2015 NATIONAL CAPITAL AREA TBI RESEARCH SYMPOSIUM, BETHESDA, MD

T. Bogoslovsky, MD, PhD, D. Wilson, PhD, Y. Chen, PhD, D. Hanlon, PhD, J. Gill2, PhD, A. Jeromin, PhD, Y. Gong, MD, K. Kenney, MD, C. Moore, MA, R. Diaz-Arrastia MD, PhD
Center for Neuroscience and Regenerative Medicine and National Institute of Neurological Disorders and Stroke

Background Glial fibrillary acid protein (GFAP) and microtubule-associated protein tau are described as promising diagnostic and prognostic biomarkers in traumatic brain injury (TBI). However, current assays are not sensitive enough to detect low levels of GFAP and tau in plasma.

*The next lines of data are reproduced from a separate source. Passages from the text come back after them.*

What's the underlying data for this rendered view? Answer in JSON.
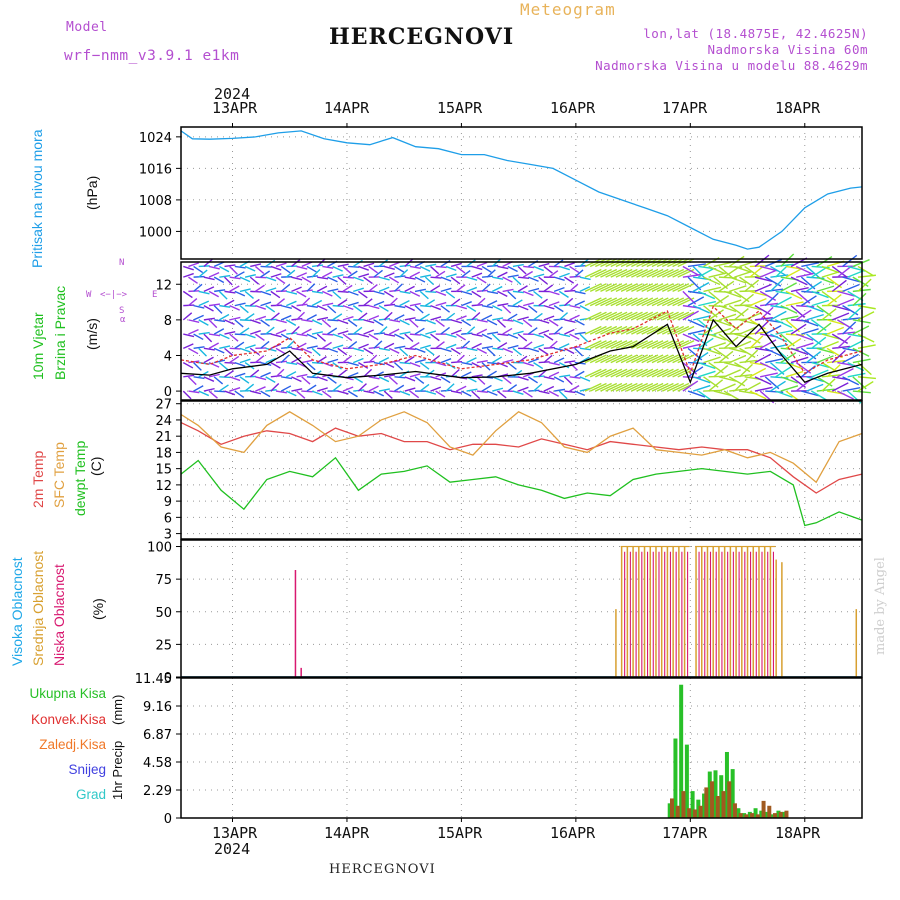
{
  "header": {
    "model_label": "Model",
    "model_name": "wrf−nmm_v3.9.1 e1km",
    "title": "HERCEGNOVI",
    "meteogram": "Meteogram",
    "lonlat": "lon,lat (18.4875E, 42.4625N)",
    "elevation": "Nadmorska Visina 60m",
    "model_elevation": "Nadmorska Visina u modelu 88.4629m"
  },
  "footer": {
    "station": "HERCEGNOVI",
    "credit": "made by Angel"
  },
  "timeline": {
    "year": "2024",
    "days": [
      "13APR",
      "14APR",
      "15APR",
      "16APR",
      "17APR",
      "18APR"
    ]
  },
  "colors": {
    "pressure": "#1e9ee8",
    "wind_speed": "#000000",
    "wind_gust": "#e03030",
    "temp_2m": "#e04848",
    "temp_sfc": "#e0a040",
    "dewpoint": "#20c020",
    "cloud_high": "#20a8e8",
    "cloud_mid": "#d8a030",
    "cloud_low": "#d81870",
    "precip_total": "#28c028",
    "precip_conv": "#e03030",
    "precip_frozen": "#f07828",
    "precip_snow": "#4040e0",
    "precip_graupel": "#30c8c8"
  },
  "labels": {
    "pressure": [
      "Pritisak na nivou mora",
      "(hPa)"
    ],
    "wind": [
      "10m Vjetar",
      "Brzina i Pravac",
      "(m/s)"
    ],
    "wind_compass": [
      "N",
      "S",
      "W",
      "E",
      "<−|−>",
      "α"
    ],
    "temp": [
      "2m Temp",
      "SFC Temp",
      "dewpt Temp",
      "(C)"
    ],
    "cloud": [
      "Visoka Oblacnost",
      "Srednja Oblacnost",
      "Niska Oblacnost",
      "(%)"
    ],
    "precip": [
      "Ukupna Kisa",
      "Konvek.Kisa",
      "Zaledj.Kisa",
      "Snijeg",
      "Grad"
    ],
    "precip_axis": [
      "1hr Precip",
      "(mm)"
    ]
  },
  "chart_data": [
    {
      "type": "line",
      "name": "pressure",
      "ylabel": "(hPa)",
      "yticks": [
        1000,
        1008,
        1016,
        1024
      ],
      "ylim": [
        993,
        1026.5
      ],
      "xlim_days": [
        12.55,
        18.5
      ],
      "grid": true,
      "series": [
        {
          "name": "Pritisak na nivou mora",
          "x": [
            12.55,
            12.65,
            12.8,
            13.0,
            13.2,
            13.4,
            13.6,
            13.8,
            14.0,
            14.2,
            14.4,
            14.6,
            14.8,
            15.0,
            15.2,
            15.4,
            15.6,
            15.8,
            16.0,
            16.2,
            16.4,
            16.6,
            16.8,
            17.0,
            17.2,
            17.4,
            17.5,
            17.6,
            17.8,
            18.0,
            18.2,
            18.4,
            18.5
          ],
          "values": [
            1025.5,
            1023.5,
            1023.4,
            1023.6,
            1024,
            1025,
            1025.5,
            1023.5,
            1022.5,
            1022,
            1023.8,
            1021.5,
            1021,
            1019.5,
            1019.5,
            1018,
            1017,
            1016,
            1013,
            1010,
            1008,
            1006,
            1004,
            1001,
            998,
            996.5,
            995.5,
            996,
            1000,
            1006,
            1009.5,
            1011,
            1011.3
          ]
        }
      ]
    },
    {
      "type": "line",
      "name": "wind",
      "ylabel": "(m/s)",
      "yticks": [
        0,
        4,
        8,
        12
      ],
      "ylim": [
        -1,
        14.5
      ],
      "grid": true,
      "series": [
        {
          "name": "speed",
          "x": [
            12.55,
            12.8,
            13.0,
            13.3,
            13.5,
            13.7,
            14.0,
            14.3,
            14.6,
            15.0,
            15.3,
            15.6,
            16.0,
            16.3,
            16.5,
            16.8,
            17.0,
            17.2,
            17.4,
            17.6,
            17.8,
            18.0,
            18.2,
            18.5
          ],
          "values": [
            2,
            1.8,
            2.5,
            3,
            4.5,
            2,
            1.5,
            1.8,
            2.2,
            1.5,
            1.6,
            2,
            3,
            4.5,
            5,
            7.5,
            1,
            8,
            5,
            7.5,
            4,
            1,
            2,
            3
          ]
        },
        {
          "name": "gust",
          "x": [
            12.55,
            12.8,
            13.0,
            13.3,
            13.5,
            13.7,
            14.0,
            14.3,
            14.6,
            15.0,
            15.3,
            15.6,
            16.0,
            16.3,
            16.5,
            16.8,
            17.0,
            17.2,
            17.4,
            17.6,
            17.8,
            18.0,
            18.2,
            18.5
          ],
          "values": [
            3.5,
            3,
            4,
            4.5,
            6,
            3.5,
            2.5,
            3,
            4,
            2.5,
            3,
            3.5,
            5,
            6.5,
            7,
            9,
            2,
            9.5,
            7,
            9,
            6,
            2,
            3.5,
            4.5
          ]
        }
      ]
    },
    {
      "type": "line",
      "name": "temperature",
      "ylabel": "(C)",
      "yticks": [
        3,
        6,
        9,
        12,
        15,
        18,
        21,
        24,
        27
      ],
      "ylim": [
        2,
        27.5
      ],
      "grid": true,
      "series": [
        {
          "name": "2m Temp",
          "x": [
            12.55,
            12.7,
            12.9,
            13.1,
            13.3,
            13.5,
            13.7,
            13.9,
            14.1,
            14.3,
            14.5,
            14.7,
            14.9,
            15.1,
            15.3,
            15.5,
            15.7,
            15.9,
            16.1,
            16.3,
            16.5,
            16.7,
            16.9,
            17.1,
            17.3,
            17.5,
            17.7,
            17.9,
            18.1,
            18.3,
            18.5
          ],
          "values": [
            23.5,
            22,
            19.5,
            21,
            22,
            21.5,
            20,
            22.5,
            21,
            21.5,
            20,
            20,
            18.5,
            19.5,
            19.5,
            19,
            20.5,
            19.5,
            18.5,
            20,
            19.5,
            19,
            18.5,
            19,
            18.5,
            18.5,
            17,
            13.5,
            10.5,
            13,
            14
          ]
        },
        {
          "name": "SFC Temp",
          "x": [
            12.55,
            12.7,
            12.9,
            13.1,
            13.3,
            13.5,
            13.7,
            13.9,
            14.1,
            14.3,
            14.5,
            14.7,
            14.9,
            15.1,
            15.3,
            15.5,
            15.7,
            15.9,
            16.1,
            16.3,
            16.5,
            16.7,
            16.9,
            17.1,
            17.3,
            17.5,
            17.7,
            17.9,
            18.1,
            18.3,
            18.5
          ],
          "values": [
            25,
            23,
            19,
            18,
            23,
            25.5,
            23,
            20,
            21,
            24,
            25.5,
            23.5,
            19,
            17.5,
            22,
            25.5,
            23.5,
            19,
            18,
            21,
            22.5,
            18.5,
            18,
            17.5,
            18.5,
            17,
            18,
            16,
            12.5,
            20,
            21.5
          ]
        },
        {
          "name": "dewpt Temp",
          "x": [
            12.55,
            12.7,
            12.9,
            13.1,
            13.3,
            13.5,
            13.7,
            13.9,
            14.1,
            14.3,
            14.5,
            14.7,
            14.9,
            15.1,
            15.3,
            15.5,
            15.7,
            15.9,
            16.1,
            16.3,
            16.5,
            16.7,
            16.9,
            17.1,
            17.3,
            17.5,
            17.7,
            17.9,
            18.0,
            18.1,
            18.3,
            18.5
          ],
          "values": [
            14,
            16.5,
            11,
            7.5,
            13,
            14.5,
            13.5,
            17,
            11,
            14,
            14.5,
            15.5,
            12.5,
            13,
            13.5,
            12,
            11,
            9.5,
            10.5,
            10,
            13,
            14,
            14.5,
            15,
            14.5,
            14,
            14.5,
            12,
            4.5,
            5,
            7,
            5.5
          ]
        }
      ]
    },
    {
      "type": "bar",
      "name": "cloud",
      "ylabel": "(%)",
      "yticks": [
        0,
        25,
        50,
        75,
        100
      ],
      "ylim": [
        0,
        105
      ],
      "grid": true,
      "series": [
        {
          "name": "Niska Oblacnost",
          "x": [
            13.55,
            13.6
          ],
          "values": [
            82,
            7
          ]
        },
        {
          "name": "Srednja Oblacnost",
          "x": [
            16.35,
            16.4,
            16.45,
            16.5,
            16.55,
            16.6,
            16.65,
            16.7,
            16.75,
            16.8,
            16.85,
            16.9,
            16.95,
            17.05,
            17.1,
            17.15,
            17.2,
            17.25,
            17.3,
            17.35,
            17.4,
            17.45,
            17.5,
            17.55,
            17.6,
            17.65,
            17.7,
            17.75,
            17.8,
            18.45
          ],
          "values": [
            52,
            100,
            100,
            100,
            100,
            100,
            100,
            100,
            100,
            100,
            100,
            100,
            100,
            100,
            100,
            100,
            100,
            100,
            100,
            100,
            100,
            100,
            100,
            100,
            100,
            100,
            100,
            90,
            88,
            52
          ]
        }
      ]
    },
    {
      "type": "bar",
      "name": "precipitation",
      "ylabel": "(mm)",
      "yticks": [
        0,
        2.29,
        4.58,
        6.87,
        9.16,
        11.45
      ],
      "ylim": [
        0,
        11.45
      ],
      "grid": true,
      "series": [
        {
          "name": "Ukupna Kisa",
          "x": [
            16.82,
            16.87,
            16.92,
            16.97,
            17.02,
            17.07,
            17.12,
            17.17,
            17.22,
            17.27,
            17.32,
            17.37,
            17.42,
            17.47,
            17.52,
            17.57,
            17.62,
            17.67,
            17.72,
            17.77,
            17.82
          ],
          "values": [
            1.2,
            6.5,
            10.9,
            6.0,
            2.2,
            1.5,
            2.0,
            3.8,
            3.9,
            3.5,
            5.4,
            4.0,
            0.8,
            0.4,
            0.5,
            0.8,
            0.6,
            0.5,
            0.3,
            0.6,
            0.5
          ]
        },
        {
          "name": "Konvek.Kisa",
          "x": [
            16.84,
            16.89,
            16.94,
            16.99,
            17.04,
            17.09,
            17.14,
            17.19,
            17.24,
            17.29,
            17.34,
            17.39,
            17.44,
            17.49,
            17.54,
            17.59,
            17.64,
            17.69,
            17.74,
            17.79,
            17.84
          ],
          "values": [
            1.6,
            1.0,
            2.2,
            0.8,
            0.7,
            1.0,
            2.5,
            3.0,
            1.8,
            2.2,
            3.0,
            1.2,
            0.4,
            0.3,
            0.4,
            0.3,
            1.4,
            1.0,
            0.4,
            0.5,
            0.6
          ]
        }
      ]
    }
  ]
}
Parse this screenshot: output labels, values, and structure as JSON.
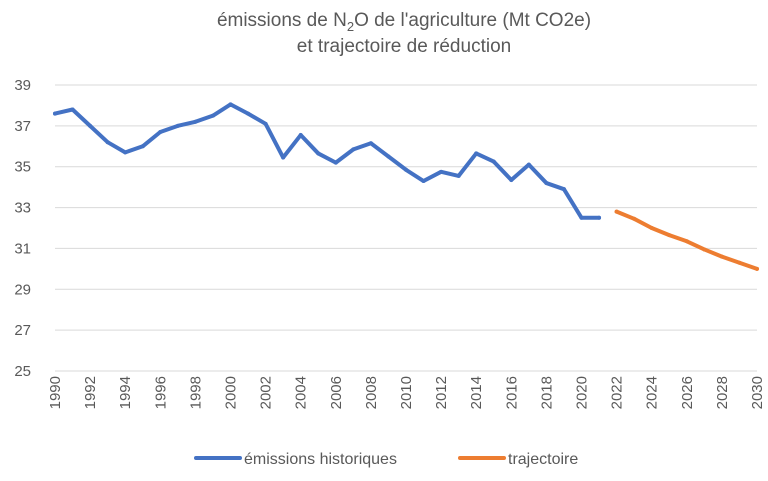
{
  "chart_data": {
    "type": "line",
    "title_parts": {
      "line1_prefix": "émissions de N",
      "line1_subscript": "2",
      "line1_suffix": "O de l'agriculture (Mt CO2e)",
      "line2": "et trajectoire de réduction"
    },
    "xlabel": "",
    "ylabel": "",
    "xlim": [
      1990,
      2030
    ],
    "ylim": [
      25,
      39
    ],
    "yticks": [
      25,
      27,
      29,
      31,
      33,
      35,
      37,
      39
    ],
    "xticks": [
      1990,
      1992,
      1994,
      1996,
      1998,
      2000,
      2002,
      2004,
      2006,
      2008,
      2010,
      2012,
      2014,
      2016,
      2018,
      2020,
      2022,
      2024,
      2026,
      2028,
      2030
    ],
    "grid": "horizontal",
    "legend_position": "bottom",
    "series": [
      {
        "name": "émissions historiques",
        "color": "#4472c4",
        "x": [
          1990,
          1991,
          1992,
          1993,
          1994,
          1995,
          1996,
          1997,
          1998,
          1999,
          2000,
          2001,
          2002,
          2003,
          2004,
          2005,
          2006,
          2007,
          2008,
          2009,
          2010,
          2011,
          2012,
          2013,
          2014,
          2015,
          2016,
          2017,
          2018,
          2019,
          2020,
          2021
        ],
        "values": [
          37.6,
          37.8,
          37.0,
          36.2,
          35.7,
          36.0,
          36.7,
          37.0,
          37.2,
          37.5,
          38.05,
          37.6,
          37.1,
          35.45,
          36.55,
          35.65,
          35.2,
          35.85,
          36.15,
          35.5,
          34.85,
          34.3,
          34.75,
          34.55,
          35.65,
          35.25,
          34.35,
          35.1,
          34.2,
          33.9,
          32.5,
          32.5
        ]
      },
      {
        "name": "trajectoire",
        "color": "#ed7d31",
        "x": [
          2022,
          2023,
          2024,
          2025,
          2026,
          2027,
          2028,
          2029,
          2030
        ],
        "values": [
          32.8,
          32.45,
          32.0,
          31.65,
          31.35,
          30.95,
          30.6,
          30.3,
          30.0
        ]
      }
    ]
  }
}
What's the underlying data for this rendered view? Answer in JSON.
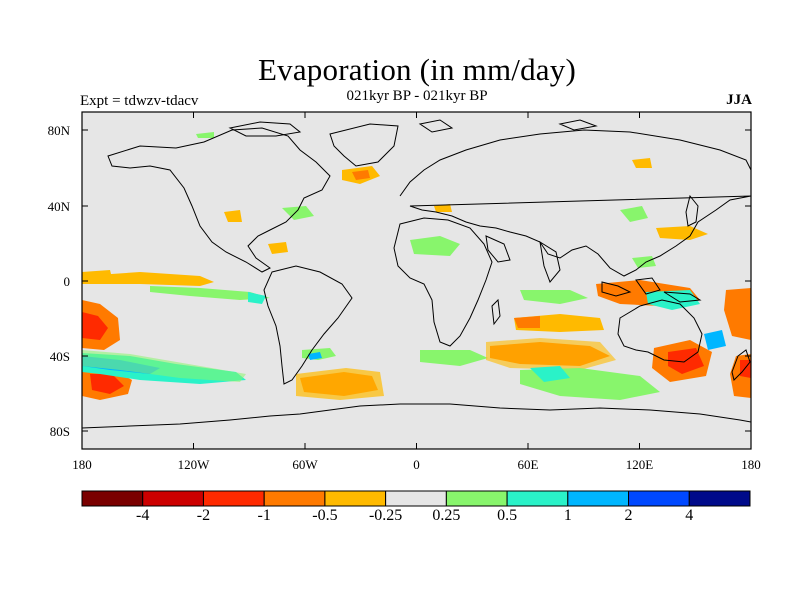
{
  "title": "Evaporation (in mm/day)",
  "subtitle": "021kyr BP - 021kyr BP",
  "expt_label": "Expt = tdwzv-tdacv",
  "season": "JJA",
  "lat_ticks": [
    "80N",
    "40N",
    "0",
    "40S",
    "80S"
  ],
  "lon_ticks": [
    "180",
    "120W",
    "60W",
    "0",
    "60E",
    "120E",
    "180"
  ],
  "colorbar": {
    "colors": [
      "#7a0000",
      "#cc0000",
      "#ff2a00",
      "#ff7a00",
      "#ffba00",
      "#e6e6e6",
      "#88f56c",
      "#2af2c8",
      "#00b6ff",
      "#0048ff",
      "#000a8a"
    ],
    "labels": [
      "-4",
      "-2",
      "-1",
      "-0.5",
      "-0.25",
      "0.25",
      "0.5",
      "1",
      "2",
      "4"
    ]
  },
  "colors": {
    "background": "#e6e6e6",
    "coast": "#000000"
  }
}
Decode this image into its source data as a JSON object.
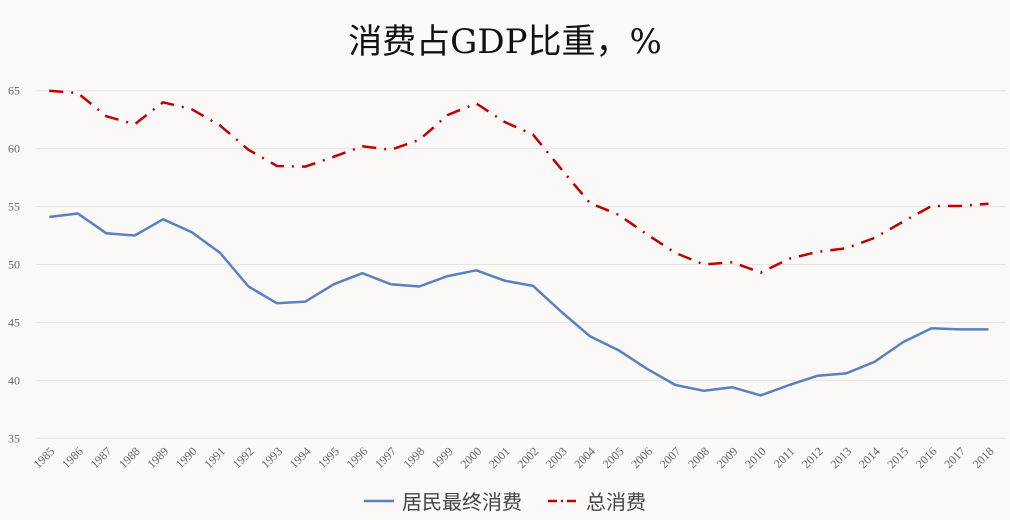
{
  "chart_data": {
    "type": "line",
    "title": "消费占GDP比重，%",
    "xlabel": "",
    "ylabel": "",
    "ylim": [
      35,
      65
    ],
    "yticks": [
      35,
      40,
      45,
      50,
      55,
      60,
      65
    ],
    "grid": true,
    "legend_position": "bottom",
    "x": [
      "1985",
      "1986",
      "1987",
      "1988",
      "1989",
      "1990",
      "1991",
      "1992",
      "1993",
      "1994",
      "1995",
      "1996",
      "1997",
      "1998",
      "1999",
      "2000",
      "2001",
      "2002",
      "2003",
      "2004",
      "2005",
      "2006",
      "2007",
      "2008",
      "2009",
      "2010",
      "2011",
      "2012",
      "2013",
      "2014",
      "2015",
      "2016",
      "2017",
      "2018"
    ],
    "series": [
      {
        "name": "居民最终消费",
        "color": "#5b80c0",
        "style": "solid",
        "values": [
          54.1,
          54.4,
          52.7,
          52.5,
          53.9,
          52.8,
          51.0,
          48.1,
          46.65,
          46.8,
          48.3,
          49.25,
          48.3,
          48.1,
          49.0,
          49.5,
          48.6,
          48.15,
          45.9,
          43.8,
          42.6,
          41.0,
          39.6,
          39.1,
          39.4,
          38.7,
          39.6,
          40.4,
          40.6,
          41.6,
          43.3,
          44.5,
          44.4,
          44.4
        ]
      },
      {
        "name": "总消费",
        "color": "#c00000",
        "style": "dash-dot",
        "values": [
          65.0,
          64.8,
          62.8,
          62.1,
          64.0,
          63.4,
          62.0,
          59.9,
          58.5,
          58.45,
          59.3,
          60.2,
          59.9,
          60.75,
          62.9,
          63.9,
          62.3,
          61.2,
          58.2,
          55.3,
          54.3,
          52.6,
          51.0,
          50.0,
          50.2,
          49.3,
          50.5,
          51.1,
          51.4,
          52.3,
          53.7,
          55.05,
          55.05,
          55.25
        ]
      }
    ]
  }
}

Single Molecule Array (Simoa) is a novel technology, which employs highly sensitive immunoassays and allows accurate measurements of candidate biomarkers in blood. The digital approach makes use of arrays of femtoliter-sized reaction chambers that can isolate and detect single enzyme molecules and provides a 1000-fold improvement in sensitivity over traditional immunoassays.

Objectives

1. 1) To validate Simoa technology of ultrasensitive assays for biomarkers implicated in mild TBI (mTBI).
   2) To compare tau and GFAP levels in mild and moderate-to-severe TBI (m-sTBI) with healthy controls.